What accounts for my low opinion of… opinions?
(I am well aware, of course, that this is another opinion, but life is rife with contradiction. We don’t know where we come from, don’t know where we are going, death follows life as surely as swallowing follows chewing, ‘this’ ends, ambiguity rules, and so on. This book too cannot avoid being a collection of opinions. Have I failed then? Yes, quite happily.)
Opinions are anti-celebratory. Celebration is inclusive, while opinions are always saying ‘this is good, that is bad’, ‘I like pickles, I don’t like fish’. Opinion is always weighing things, whereas celebration merely delights in them, even if it can also recognize them as failures.

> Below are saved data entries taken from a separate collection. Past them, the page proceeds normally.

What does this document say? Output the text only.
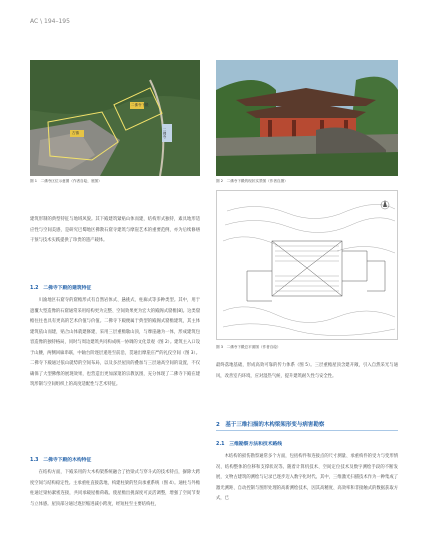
AC \ 194–195
二佛寺下殿
二佛寺
古镇
图 1　二佛寺区位示意图（作者自绘，底图）	图 2　二佛寺下殿的现状实景图（作者自摄）
图 3　二佛寺下殿总平面图（作者自绘）

建筑形制的典型特征与地域风貌。其下殿建筑紧贴山体而建，结构形式独特，素具地形适应性与空间美感，是研究巴蜀地区佛教石窟寺建筑与摩崖艺术的重要范例，亦为后续修缮干预与技术实践提供了珍贵的遗产载体。

1.2　二佛寺下殿的建筑特征

川渝地区石窟寺的窟檐形式有自然岩体式、悬挑式、柱廊式等多种类型。其中，用于遮覆大型造像的石窟通常采用结构更为完整、空间效果更为宏大的殿阁式窟檐[8]。这类窟檐往往也具有更高的艺术价值与价值。二佛寺下殿便属于典型的殿阁式窟檐建筑，其主体建筑依山而建，贴合山体就建修建，采用三层重檐歇山顶，与摩崖融为一体，形成建筑包容造像的独特格局，同时与周边建筑共同构成统一协调的文化景观（图 2）。建筑主入口设于山腰，两侧回廊串联，中轴台阶逐层递进至前沿，贯通出摩崖庄严的礼仪空间（图 3）。二佛寺下殿通过依山就势的空间布局，以及多层屋顶的叠加与三层通高空间的设置，不仅确保了大型佛像的展现效果，也营造出更加深邃的宗教氛围，充分体现了二佛寺下殿在建筑形制与空间组织上的高度适配性与艺术特征。

1.3　二佛寺下殿的木构特征

在结构方面，下殿采用的大木构架系统融合了抬梁式与穿斗式的技术特点，摒除大跨度空间与结构稳定性。主承重柱直接落地，构建柱梁的竖向承重系统（图 4）。通柱与外檐柱通过梁枋紧密连接，共同承载屋檐荷载。使屋檐出挑深度可灵活调整，增强了空间节奏与立体感。屋顶部分通过逐层缩进减小跨度，经短柱至主要结构柱，

最终落地基础，形成高效可靠的传力体系（图 5）。三层重檐屋顶含建开敞，引入自然采光与通风，改善室内环境，应对湿热气候，提升建筑耐久性与安全性。

2　基于三维扫描的木构梁架形变与病害勘察
2.1　三维勘察方法和技术路线

木结构的损伤勘察通常多个方面，包括构件和连接点的尺寸测量、承重构件的受力与变形情况、结构整体的位移和支撑状况等。随着计算机技术、空间定位技术及数字测绘手段的不断发展，文物古建筑的测绘与记录已逐步迈入数字化时代。其中，三维激光扫描技术作为一种集成了激光测距、自动控制与图形处理的高新测绘技术，因其高精度、高效率和非接触式的数据获取方式，已
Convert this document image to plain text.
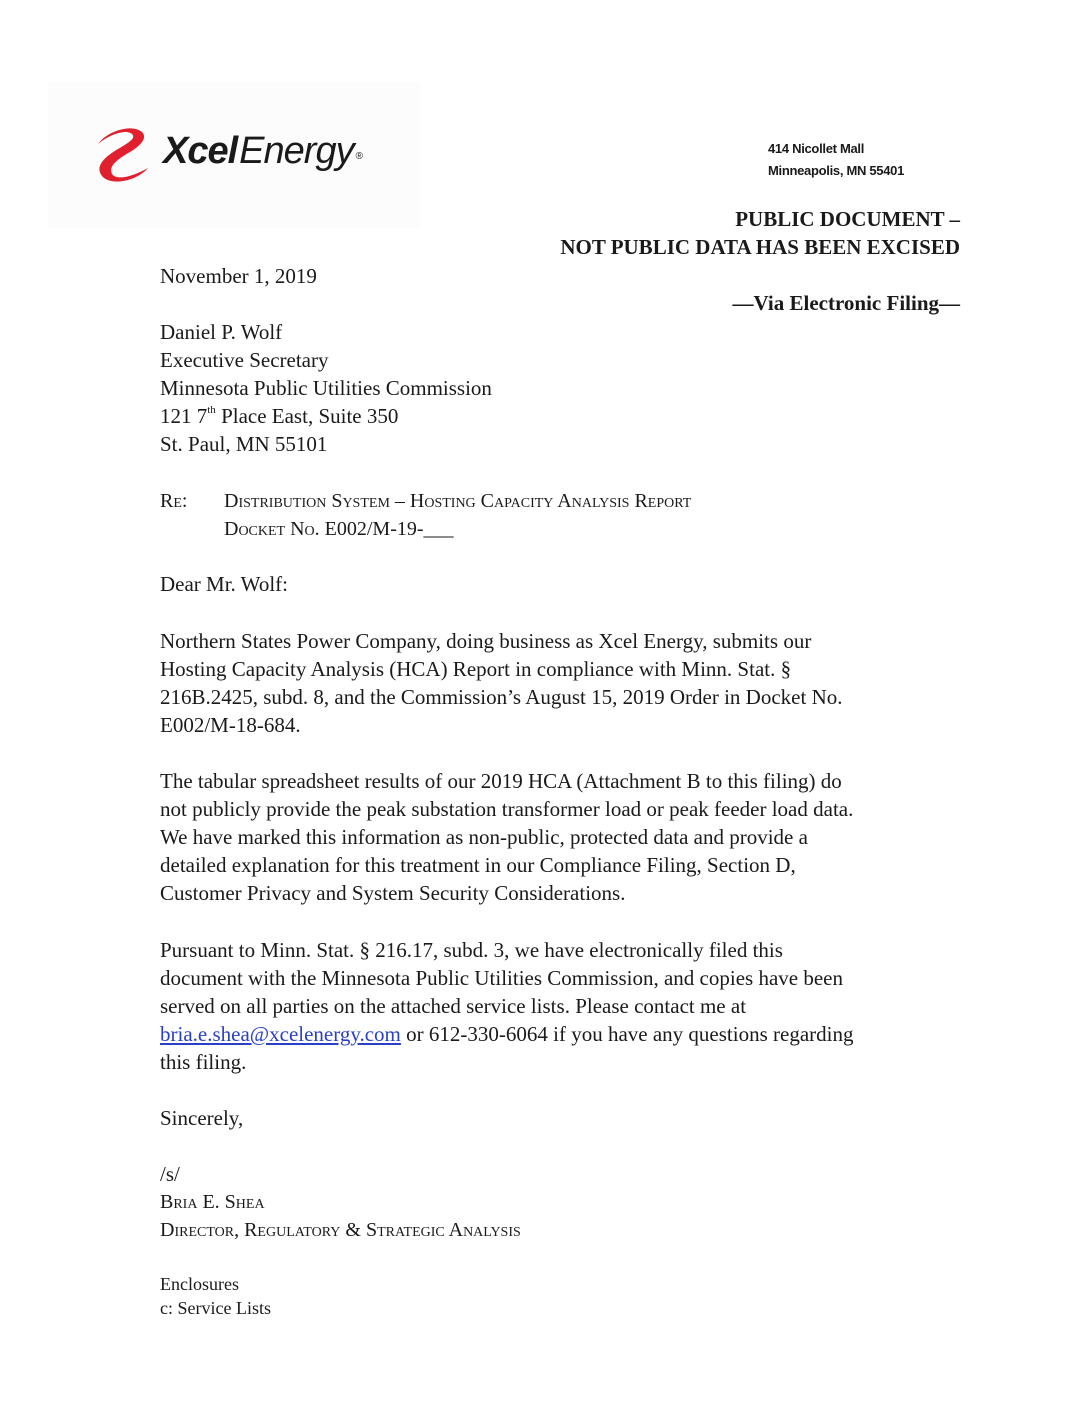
XcelEnergy ®
414 Nicollet Mall
Minneapolis, MN 55401
PUBLIC DOCUMENT –
NOT PUBLIC DATA HAS BEEN EXCISED
November 1, 2019
—Via Electronic Filing—
Daniel P. Wolf
Executive Secretary
Minnesota Public Utilities Commission
121 7th Place East, Suite 350
St. Paul, MN 55101
Re: Distribution System – Hosting Capacity Analysis Report
Docket No. E002/M-19-___
Dear Mr. Wolf:
Northern States Power Company, doing business as Xcel Energy, submits our
Hosting Capacity Analysis (HCA) Report in compliance with Minn. Stat. §
216B.2425, subd. 8, and the Commission’s August 15, 2019 Order in Docket No.
E002/M-18-684.
The tabular spreadsheet results of our 2019 HCA (Attachment B to this filing) do
not publicly provide the peak substation transformer load or peak feeder load data.
We have marked this information as non-public, protected data and provide a
detailed explanation for this treatment in our Compliance Filing, Section D,
Customer Privacy and System Security Considerations.
Pursuant to Minn. Stat. § 216.17, subd. 3, we have electronically filed this
document with the Minnesota Public Utilities Commission, and copies have been
served on all parties on the attached service lists. Please contact me at
bria.e.shea@xcelenergy.com or 612-330-6064 if you have any questions regarding
this filing.
Sincerely,
/s/
Bria E. Shea
Director, Regulatory & Strategic Analysis
Enclosures
c: Service Lists
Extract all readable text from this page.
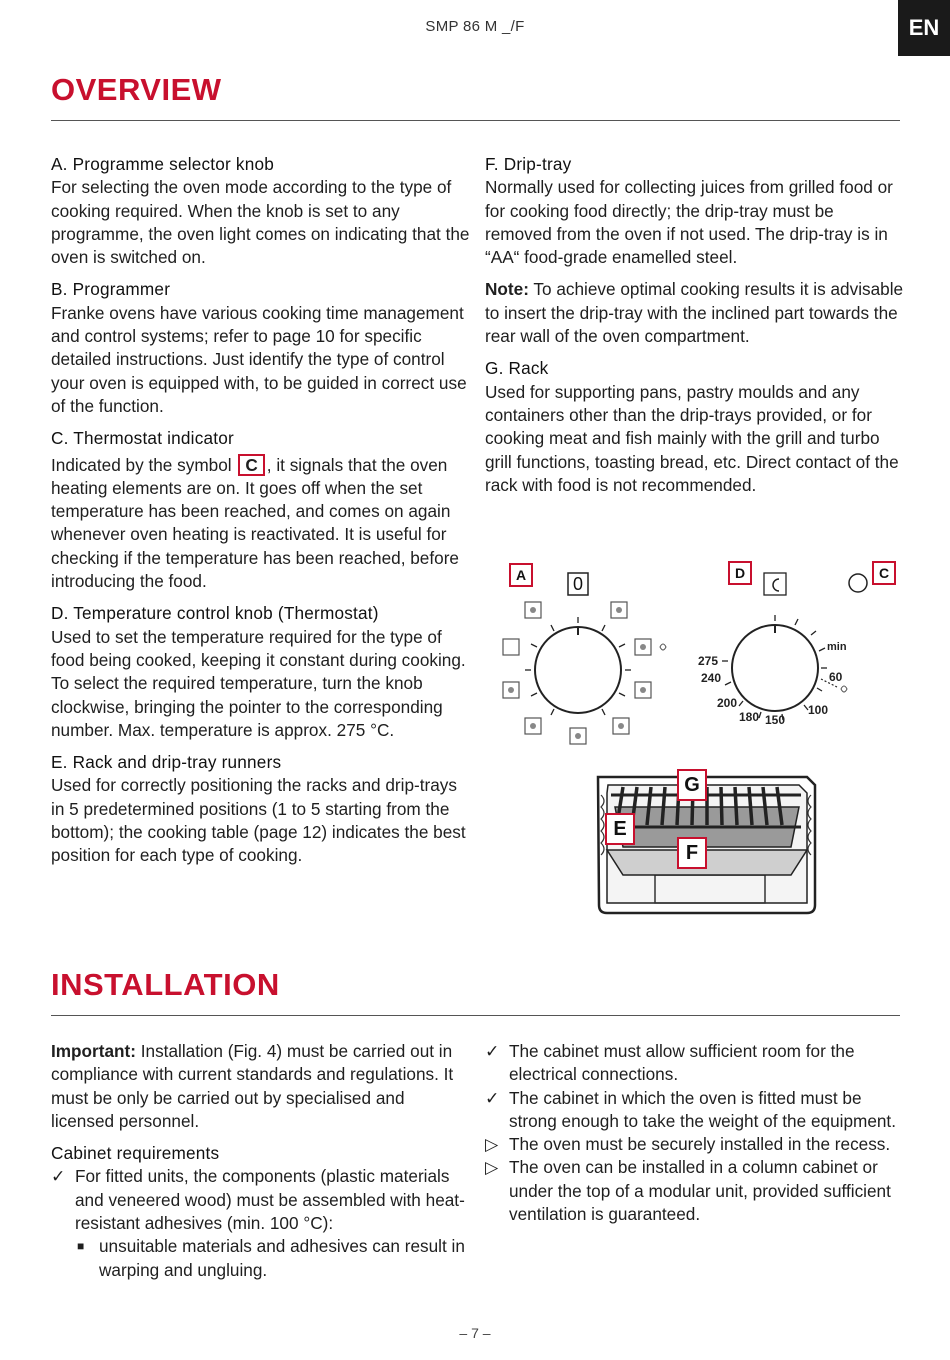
SMP 86 M _/F	EN
OVERVIEW

A. Programme selector knob
For selecting the oven mode according to the type of cooking required. When the knob is set to any programme, the oven light comes on indicating that the oven is switched on.

B. Programmer
Franke ovens have various cooking time management and control systems; refer to page 10 for specific detailed instructions. Just identify the type of control your oven is equipped with, to be guided in correct use of the function.

C. Thermostat indicator
Indicated by the symbol C , it signals that the oven heating elements are on. It goes off when the set temperature has been reached, and comes on again whenever oven heating is reactivated. It is useful for checking if the temperature has been reached, before introducing the food.

D. Temperature control knob (Thermostat)
Used to set the temperature required for the type of food being cooked, keeping it constant during cooking. To select the required temperature, turn the knob clockwise, bringing the pointer to the corresponding number. Max. temperature is approx. 275 °C.

E. Rack and drip-tray runners
Used for correctly positioning the racks and drip-trays in 5 predetermined positions (1 to 5 starting from the bottom); the cooking table (page 12) indicates the best position for each type of cooking.

F. Drip-tray
Normally used for collecting juices from grilled food or for cooking food directly; the drip-tray must be removed from the oven if not used. The drip-tray is in “AA“ food-grade enamelled steel.

Note: To achieve optimal cooking results it is advisable to insert the drip-tray with the inclined part towards the rear wall of the oven compartment.

G. Rack
Used for supporting pans, pastry moulds and any containers other than the drip-trays provided, or for cooking meat and fish mainly with the grill and turbo grill functions, toasting bread, etc. Direct contact of the rack with food is not recommended.

0
A	D	C
G
E
F
275
240
200
180 150
100
60
min
INSTALLATION

Important: Installation (Fig. 4) must be carried out in compliance with current standards and regulations. It must be only be carried out by specialised and licensed personnel.

Cabinet requirements

✓ For fitted units, the components (plastic materials and veneered wood) must be assembled with heat-resistant adhesives (min. 100 °C):
■ unsuitable materials and adhesives can result in warping and ungluing.
✓ The cabinet must allow sufficient room for the electrical connections.
✓ The cabinet in which the oven is fitted must be strong enough to take the weight of the equipment.
▷ The oven must be securely installed in the recess.
▷ The oven can be installed in a column cabinet or under the top of a modular unit, provided sufficient ventilation is guaranteed.
– 7 –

Opinion is so much ‘what I think is… ’, ‘what I believe is… ’, ‘what I want is… ’. Celebration looks out while opinion looks in, which means celebration sees more and further. Celebration doesn’t always have to check back to head office to see if it’s all right to enjoy life.
Writing should be a celebration: of stories, of life, of language. That is why most people today have forgotten how to enjoy poetry – they don’t know how to enjoy language. They have too many opinions. They are so busy passing judgment, making their opinions known, that they can hardly breathe, breathing being essential to enjoyment, appreciation and celebration.